Black community leaders say economic inequality continues for Dallas minorities

Leaders of the Black Dallas community say people of color should get economic opportunities that have escaped them in the past.

President Joe Biden announced action his administration will take to close the wealth gap and narrow the racial divide.  He says initiatives will be launched to give people of color economic opportunities that have escaped them.

Mr. Biden shared those plans as he spoke in Tulsa, Oklahoma, on the 100th anniversary of the burning of an area known as "Black Wall Street" and the massacre of hundreds by a white mob. 

'Make sure America knows the full story': Biden commemorates 100th anniversary of Tulsa race massacre

Dallas historians and experts say the economic inequality today is still rooted in the historical segregation of the past.

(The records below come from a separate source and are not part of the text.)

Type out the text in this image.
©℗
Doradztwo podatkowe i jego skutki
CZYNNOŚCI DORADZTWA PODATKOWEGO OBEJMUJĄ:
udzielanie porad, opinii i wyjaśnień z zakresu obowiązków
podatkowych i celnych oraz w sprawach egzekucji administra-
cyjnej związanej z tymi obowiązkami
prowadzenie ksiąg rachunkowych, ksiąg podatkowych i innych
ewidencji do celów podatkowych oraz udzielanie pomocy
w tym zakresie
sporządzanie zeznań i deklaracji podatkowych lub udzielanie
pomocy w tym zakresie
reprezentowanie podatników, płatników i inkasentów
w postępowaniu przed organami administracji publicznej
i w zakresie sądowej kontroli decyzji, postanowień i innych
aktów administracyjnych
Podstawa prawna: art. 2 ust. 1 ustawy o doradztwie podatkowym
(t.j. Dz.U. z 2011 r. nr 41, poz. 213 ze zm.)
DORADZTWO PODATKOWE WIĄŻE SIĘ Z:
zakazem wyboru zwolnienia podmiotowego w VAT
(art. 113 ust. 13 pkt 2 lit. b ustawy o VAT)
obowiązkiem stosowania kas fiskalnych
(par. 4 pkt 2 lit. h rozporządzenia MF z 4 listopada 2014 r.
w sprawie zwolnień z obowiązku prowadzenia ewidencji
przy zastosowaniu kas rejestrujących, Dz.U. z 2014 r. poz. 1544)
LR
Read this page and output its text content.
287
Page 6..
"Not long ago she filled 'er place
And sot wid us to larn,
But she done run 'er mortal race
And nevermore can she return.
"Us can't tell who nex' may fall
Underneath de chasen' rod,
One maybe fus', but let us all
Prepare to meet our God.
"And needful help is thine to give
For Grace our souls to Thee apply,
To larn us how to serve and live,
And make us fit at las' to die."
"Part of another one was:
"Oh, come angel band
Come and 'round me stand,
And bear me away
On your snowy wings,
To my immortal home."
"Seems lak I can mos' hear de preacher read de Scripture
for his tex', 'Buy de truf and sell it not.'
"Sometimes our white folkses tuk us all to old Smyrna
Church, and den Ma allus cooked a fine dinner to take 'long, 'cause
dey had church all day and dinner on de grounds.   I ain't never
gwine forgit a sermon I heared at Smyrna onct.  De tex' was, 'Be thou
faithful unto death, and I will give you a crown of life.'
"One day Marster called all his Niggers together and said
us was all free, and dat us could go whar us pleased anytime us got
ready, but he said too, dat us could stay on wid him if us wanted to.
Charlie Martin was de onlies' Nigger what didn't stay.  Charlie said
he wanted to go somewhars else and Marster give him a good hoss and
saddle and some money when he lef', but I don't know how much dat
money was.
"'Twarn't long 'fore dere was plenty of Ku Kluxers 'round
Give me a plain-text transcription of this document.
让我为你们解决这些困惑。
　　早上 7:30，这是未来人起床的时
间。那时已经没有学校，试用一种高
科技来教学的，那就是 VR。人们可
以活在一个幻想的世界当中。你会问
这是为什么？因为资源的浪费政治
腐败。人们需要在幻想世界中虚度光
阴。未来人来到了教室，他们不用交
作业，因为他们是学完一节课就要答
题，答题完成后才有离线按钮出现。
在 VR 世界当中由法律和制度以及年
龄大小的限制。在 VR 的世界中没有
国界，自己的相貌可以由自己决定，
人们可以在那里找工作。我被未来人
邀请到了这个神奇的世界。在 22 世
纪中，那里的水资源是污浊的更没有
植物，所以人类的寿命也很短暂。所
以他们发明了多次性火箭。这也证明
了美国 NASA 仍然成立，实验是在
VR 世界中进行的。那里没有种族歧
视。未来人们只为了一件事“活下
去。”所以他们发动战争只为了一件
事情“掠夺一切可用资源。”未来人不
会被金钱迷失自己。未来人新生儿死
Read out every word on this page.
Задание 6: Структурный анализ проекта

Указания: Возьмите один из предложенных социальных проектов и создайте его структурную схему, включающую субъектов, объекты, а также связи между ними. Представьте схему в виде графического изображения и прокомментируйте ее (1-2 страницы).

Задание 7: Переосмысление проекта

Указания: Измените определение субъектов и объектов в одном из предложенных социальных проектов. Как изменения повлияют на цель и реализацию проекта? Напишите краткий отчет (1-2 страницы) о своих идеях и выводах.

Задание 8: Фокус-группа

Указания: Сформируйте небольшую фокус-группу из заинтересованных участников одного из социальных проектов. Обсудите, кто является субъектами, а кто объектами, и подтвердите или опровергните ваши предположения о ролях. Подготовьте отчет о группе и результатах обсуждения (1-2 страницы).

"It all started back from reconstruction when African Americans first had the opportunity to be able to get a foothold after slavery. And up to World War II, there was this tremendous effort to try to keep African Americans from having an opportunity to have economic independence," explained Dallas historian Martin Burrell. "What you saw in Black Wall Street happened in 1920 happened right here in Dallas in 1910 with the lynching of Allen Brooks. You know the destruction when you're always on the run being chased out of what you own, it’s hard to establish a toehold in business or anything else."

"The Department of Labor and Bureau of Census says that white families have an income of ten times that of African Americans and Hispanics," said Dallas County Commissioner John Wiley Price. "The income wealth gap has always been the issue."

A 2018 eighteen report by the non-profit, Prosperity Now, showed the wealth gap in Dallas expanded during the last decade along racial lines. The disparity in income, homeownership, economic inequity is growing.

"The whole equity piece is about creating the dissipating of so-called redlining," Price said. "I don’t care if it’s redline in digital redline, in housing redline, in finances. It’s about redlining."

Pastor Freddie Haynes of Friendship-West Baptist Church says reparations need to be part of reconciliation.

"I think it’s gonna be very important that the nation in general, and Dallas in particular, does an audit to discover just how much advantages have gone to some because of the policies that disadvantaged Black people in particular," he said.

"When we start talking about race, somehow people seem to think white is more dominant than African Americans, Hispanics or others," Burrell said. "We won’t have these kinds of problems once people begin to understand that there is no superiority when it comes down to cultural differences."

And when people see our society as one race with different cultures, then the only color that will matter is green.